I still have vivid memories of our excursions. Once, after a three-legged trip starting in Miami to open a new Burdines department store, Willi called me when we got to our rooms and said, “Can you come down here?” There’s a few things I’d like to discuss.” I could tell that he was joking about something. Sure enough, when I entered his huge suite—it was, of course, the African Suite, complete with rhino horns, leopard-print couches, and arty photographs of native Africans—he was laughing. After two glasses of champagne, we were still laughing. Willi and I headed to Oahu, Hawaii, next, where, for some insane reason, WilliWear was previewing the fall/winter collection of massive faux fur coats in pink and green. It was to be WilliWear and Bill Blass—not exactly a match made in heaven. By the time we flew from Hawaii to Paris for the opening of the WilliWear shop on Rue de Richelieu, Willi was worn-out and struggling with addiction. Laurie and I, as well as his other close friends, knew it was time to stage an intervention when we returned to New York. He was flown to the Betty Ford Center in Rancho Mirage, California, and after thirty to forty-five days came back to New York a new and far happier man. He embraced his sobriety with the same fervor he did his design work. We found it oddly uncomfortable that he would show up on his own every morning at nine ready to work. Until then we had no clue how much effort and time we had spent enabling his previous behavior. But who were we to judge? Willi was sober for the rest of his life, and it enabled him to enjoy a creative flurry for the next several years.

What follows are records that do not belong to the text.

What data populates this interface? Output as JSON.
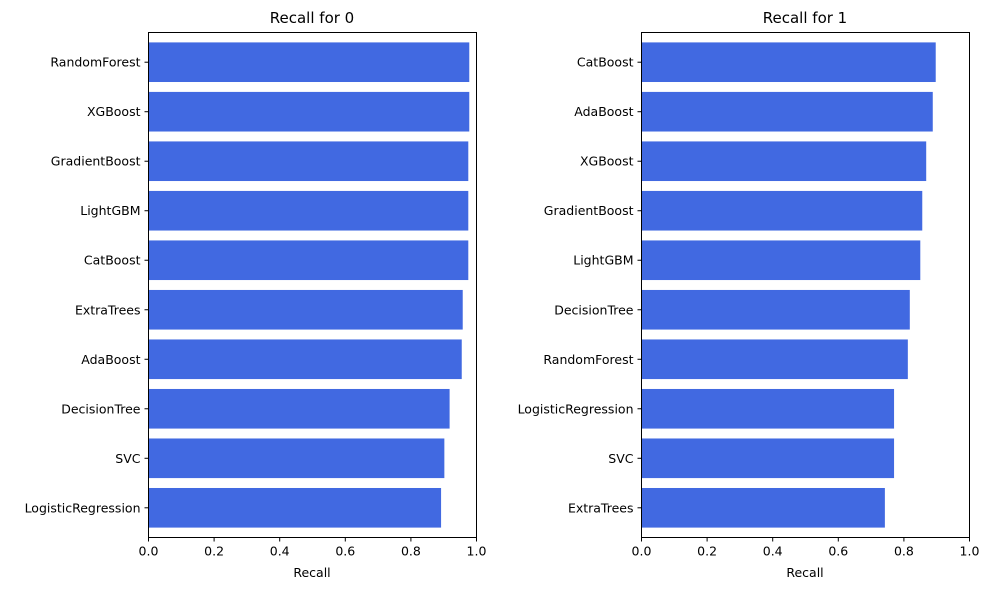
{
  "chart_data": [
    {
      "type": "bar",
      "orientation": "horizontal",
      "title": "Recall for 0",
      "xlabel": "Recall",
      "ylabel": "",
      "xlim": [
        0,
        1
      ],
      "xticks": [
        "0.0",
        "0.2",
        "0.4",
        "0.6",
        "0.8",
        "1.0"
      ],
      "color": "#4169e1",
      "grid": false,
      "categories": [
        "RandomForest",
        "XGBoost",
        "GradientBoost",
        "LightGBM",
        "CatBoost",
        "ExtraTrees",
        "AdaBoost",
        "DecisionTree",
        "SVC",
        "LogisticRegression"
      ],
      "values": [
        0.978,
        0.978,
        0.975,
        0.975,
        0.975,
        0.958,
        0.955,
        0.918,
        0.902,
        0.892
      ]
    },
    {
      "type": "bar",
      "orientation": "horizontal",
      "title": "Recall for 1",
      "xlabel": "Recall",
      "ylabel": "",
      "xlim": [
        0,
        1
      ],
      "xticks": [
        "0.0",
        "0.2",
        "0.4",
        "0.6",
        "0.8",
        "1.0"
      ],
      "color": "#4169e1",
      "grid": false,
      "categories": [
        "CatBoost",
        "AdaBoost",
        "XGBoost",
        "GradientBoost",
        "LightGBM",
        "DecisionTree",
        "RandomForest",
        "LogisticRegression",
        "SVC",
        "ExtraTrees"
      ],
      "values": [
        0.897,
        0.888,
        0.868,
        0.856,
        0.85,
        0.818,
        0.812,
        0.77,
        0.77,
        0.742
      ]
    }
  ]
}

Surely one of the moments Willi was most proud of was when he was asked by Ed Schlossberg to design his and his groomsmen’s suits for his wedding to Caroline Kennedy. For Willi it was a sign of his being accepted into a world he, like most Americans, knew little about but aspired to. Months of planning, designing, and meeting with Ed and his grooms, including John F. Kennedy Jr., were great fun. Caroline had asked Carolina Herrera to design her wedding dress but asked if Willi would do remakes of a dress she had found for the bridesmaids. Willi agreed, and his design team went to work on the reproductions. Three days before the wedding the bridesmaids’ dresses were stolen from my office at WilliWear. The headline the next day in the New York Post was classic: “Designer Dis-dress.” The ten bridesmaids’ dresses were remade within inches of the fabric we had left.
Willi taught me how to be relentlessly curious, to be cool, to be a friend, and what it was like to be around someone who took immense pride in his work. But what I’ll remember most, beyond his creative genius, were his endless fits of laughter at the spectacle of life.